Dieu de puissance et de miséricorde, toi qui nous as renouvelés par la mort et la résurrection de ton Christ, entretiens en nous l’œuvre de ton amour; Que notre communion à ce mystère consacre notre vie à ton service. Par Jésus, le Christ, notre Seigneur. Amen.

23.       Pour le renvoi de l’assemblée, le prêtre dit ensuite, en étendant les mains sur le peuple:

Que ta bénédiction, Seigneur, descende en abondance sur ton peuple qui a célébré la mort de ton Fils dans l’espérance de sa propre résurrection: Accorde-lui pardon et réconfort, augmente sa foi, assure son éternelle rédemption. Par Jésus, le Christ, notre Seigneur. Amen.

Puis tous se retirent en silence. On enlèvera en temps opportun les chandeliers et la nappe de l’autel.
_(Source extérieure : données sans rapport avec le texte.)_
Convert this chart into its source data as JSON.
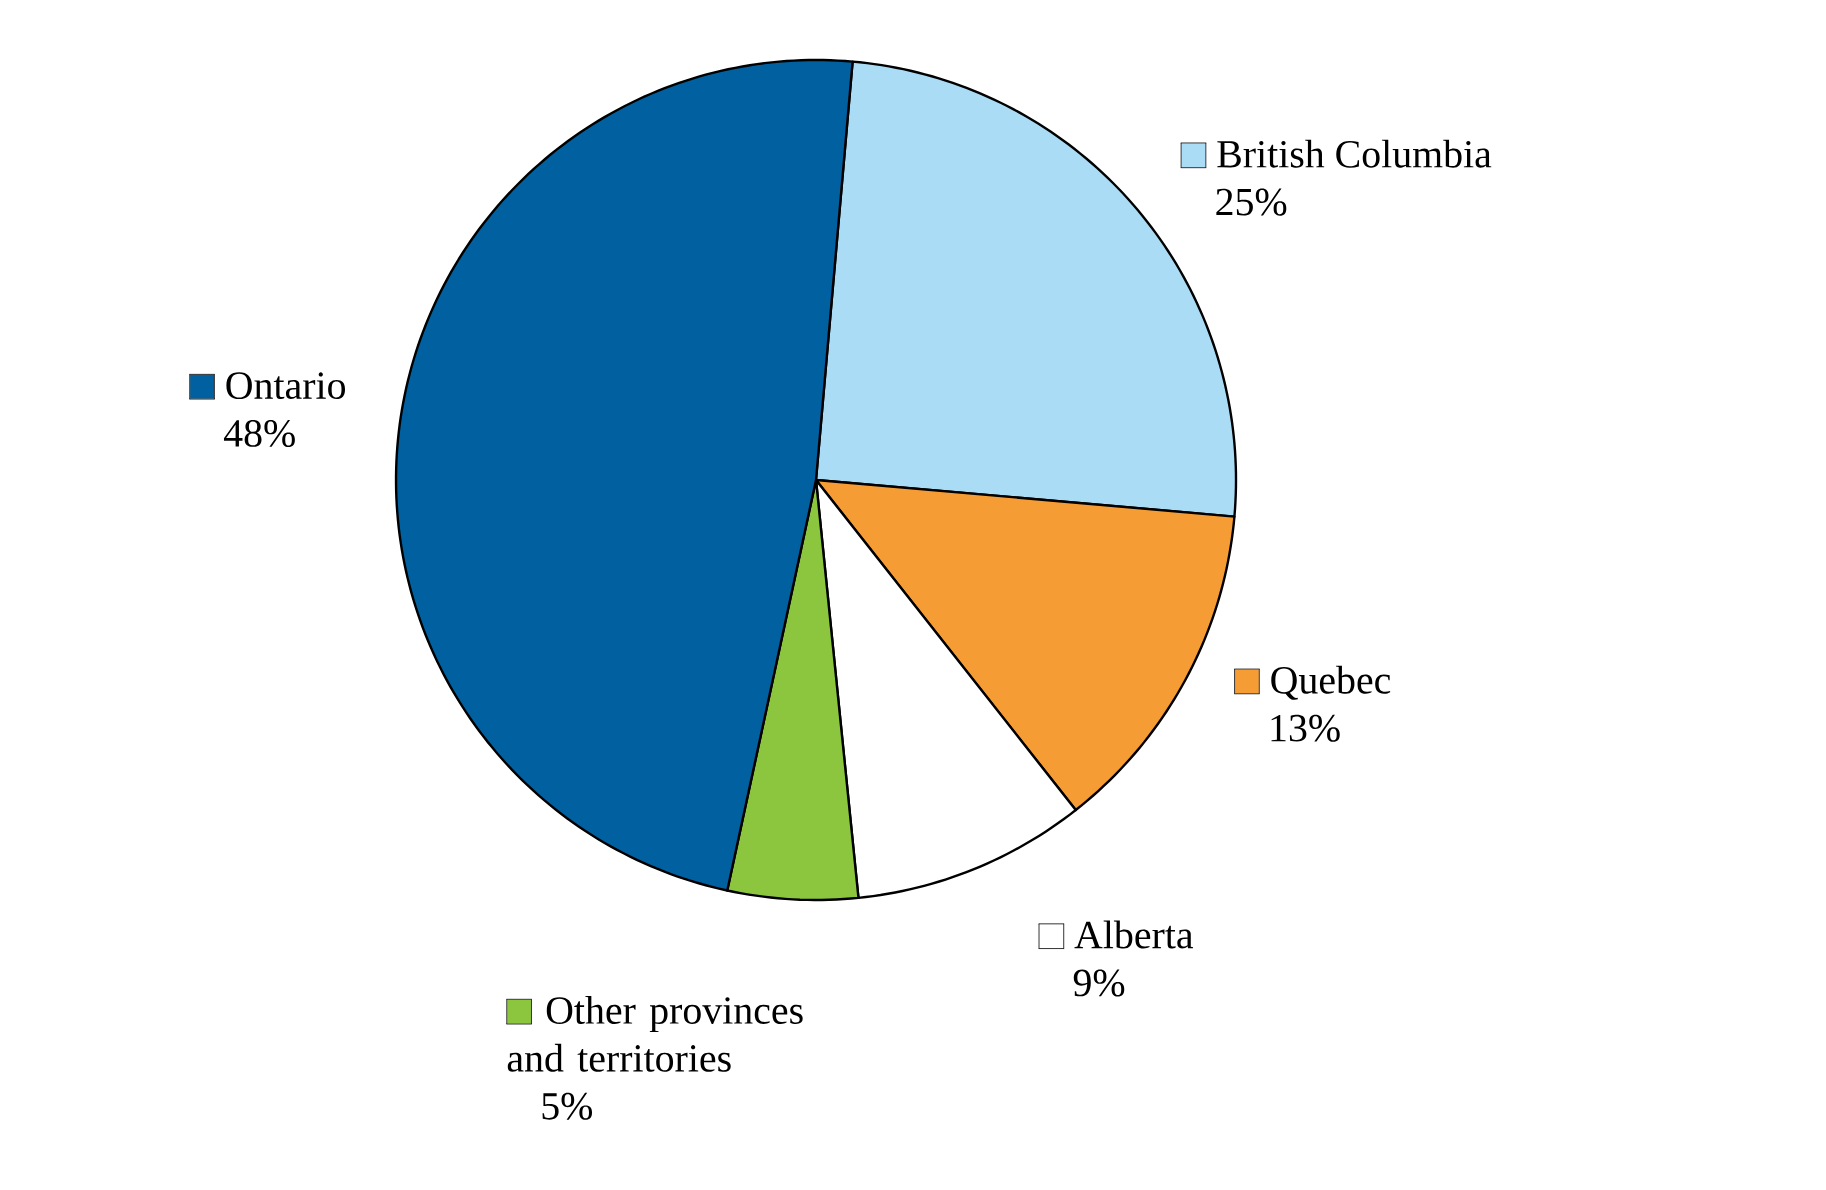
{
  "chart_data": {
    "type": "pie",
    "categories": [
      "British Columbia",
      "Quebec",
      "Alberta",
      "Other provinces and territories",
      "Ontario"
    ],
    "values": [
      25,
      13,
      9,
      5,
      48
    ],
    "value_labels": [
      "25%",
      "13%",
      "9%",
      "5%",
      "48%"
    ],
    "colors": [
      "#aadcf5",
      "#f59c34",
      "#ffffff",
      "#8cc63f",
      "#0060a0"
    ],
    "legend": "right"
  }
}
29.       Ceux qui ont participé à la célébration de la Passion ne disent pas les vêpres.

Méditation

Aujourd’hui le ciel et la terre sont témoins de l’inimaginable : l’auteur de la vie rend l’âme, Dieu est mort ! C’est vendredi saint ! L’univers retient son souffle, tout se fige. Le Dimanche des rameaux Jésus entrait à Jérusalem en roi, aujourd’hui il meurt sur la croix. Hier il nous a fait don de l’eucharistie, aujourd’hui il nous offre sa vie. Dimanche des rameaux avec les branches vertes, aujourd’hui, le corps inerte sur le bois mort de la croix. Vie et mort, voici les deux pôles qui encadrent la mission de Jésus mais surtout lui en donnent sens. C’est la semaine où Dieu embrasse la fragilité de l’homme et relève l’humanité. Mourir pour rétablir l’alliance entre le Père et ses enfants, le sacrifice de Jésus sur la croix nous obtient le pardon de Dieu et nous réconcilie avec lui certes. Mais ayant connu l’humiliation et la souffrance, il meurt aussi pour descendre au tombeau avec toutes nos morts individuelles, familiales, sociétales et que des profondeurs de ces tombeaux surgisse la vie. C’est lui le serviteur véritable à même de porter nos fardeaux et de nous procurer la vraie vie, celle qui vient de Dieu. Justement, en ce jour, Jésus se rend solidaire de tous les malades, ceux qui sont exilés, ceux qui souffrent l’épreuve de la guerre, du deuil, de l’angoisse personnelle, des familles en peine, de chaque enfant ; il invite chacun à regarder la croix et à y puiser ce don qu’il fait de lui-même pour notre salut.